Playa Las Conchillas earns its name honestly: the entire beach is a mosaic of crushed shells and fine white sand, deposited over centuries by the unusually calm currents of San Matías Gulf. You'll walk across this natural carpet toward water so shallow you can wade a hundred meters out and still stand waist-deep, the seafloor firm and smooth beneath your toes. The turquoise deepens gradually, striped by sandbars that shift with each season.
“The densest concentration of shell fragments on Argentina's Atlantic coast creates a beach that crunches like snow with every step.”
Long-tail boats moored in clear water
Unlike the dramatic cliffs and resort infrastructure of Las Grutas twenty kilometers south, this stretch remains quietly undeveloped—a few fishing boats, the occasional gaucho on horseback checking livestock near the dunes, and little else. The light here feels enormous, unfiltered by trees or buildings, bouncing off pale sand and turning the gulf into a sheet of hammered silver by late afternoon. Gulls work the tideline; cormorants dry their wings on driftwood logs.

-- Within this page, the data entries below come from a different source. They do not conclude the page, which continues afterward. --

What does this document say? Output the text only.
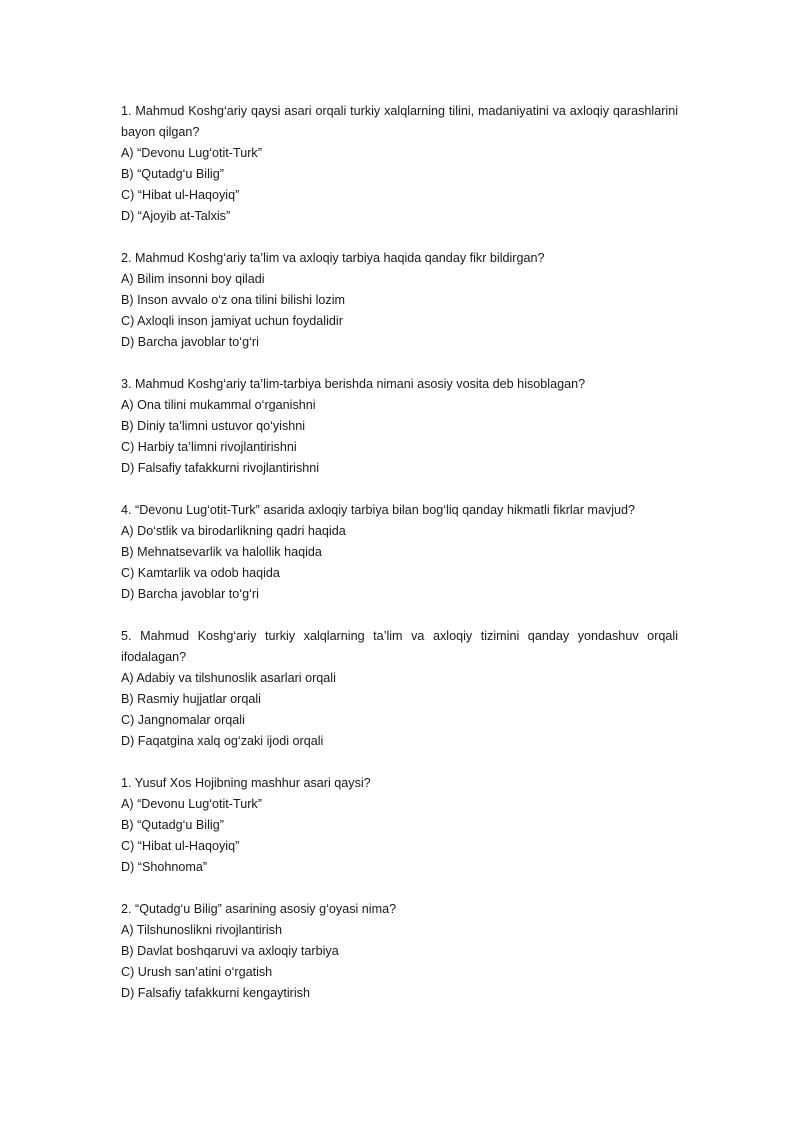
1. Mahmud Koshg‘ariy qaysi asari orqali turkiy xalqlarning tilini, madaniyatini va axloqiy qarashlarini bayon qilgan?

A) “Devonu Lug‘otit-Turk”

B) “Qutadg‘u Bilig”

C) “Hibat ul-Haqoyiq”

D) “Ajoyib at-Talxis”

2. Mahmud Koshg‘ariy ta’lim va axloqiy tarbiya haqida qanday fikr bildirgan?

A) Bilim insonni boy qiladi

B) Inson avvalo o‘z ona tilini bilishi lozim

C) Axloqli inson jamiyat uchun foydalidir

D) Barcha javoblar to‘g‘ri

3. Mahmud Koshg‘ariy ta’lim-tarbiya berishda nimani asosiy vosita deb hisoblagan?

A) Ona tilini mukammal o‘rganishni

B) Diniy ta’limni ustuvor qo‘yishni

C) Harbiy ta’limni rivojlantirishni

D) Falsafiy tafakkurni rivojlantirishni

4. “Devonu Lug‘otit-Turk” asarida axloqiy tarbiya bilan bog‘liq qanday hikmatli fikrlar mavjud?

A) Do‘stlik va birodarlikning qadri haqida

B) Mehnatsevarlik va halollik haqida

C) Kamtarlik va odob haqida

D) Barcha javoblar to‘g‘ri

5. Mahmud Koshg‘ariy turkiy xalqlarning ta’lim va axloqiy tizimini qanday yondashuv orqali ifodalagan?

A) Adabiy va tilshunoslik asarlari orqali

B) Rasmiy hujjatlar orqali

C) Jangnomalar orqali

D) Faqatgina xalq og‘zaki ijodi orqali

1. Yusuf Xos Hojibning mashhur asari qaysi?

A) “Devonu Lug‘otit-Turk”

B) “Qutadg‘u Bilig”

C) “Hibat ul-Haqoyiq”

D) “Shohnoma”

2. “Qutadg‘u Bilig” asarining asosiy g‘oyasi nima?

A) Tilshunoslikni rivojlantirish

B) Davlat boshqaruvi va axloqiy tarbiya

C) Urush san’atini o‘rgatish

D) Falsafiy tafakkurni kengaytirish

You'll share the beach with families from the nearby port town, who arrive with mate thermoses and folding chairs, settling in for hours-long sessions of sun and conversation. The water温度 peaks in January and February, fed by shallow bays that trap summer heat. Bring shade—there's none naturally—and prepare for wind that never quite stops, a reminder that Patagonia begins just beyond the dunes.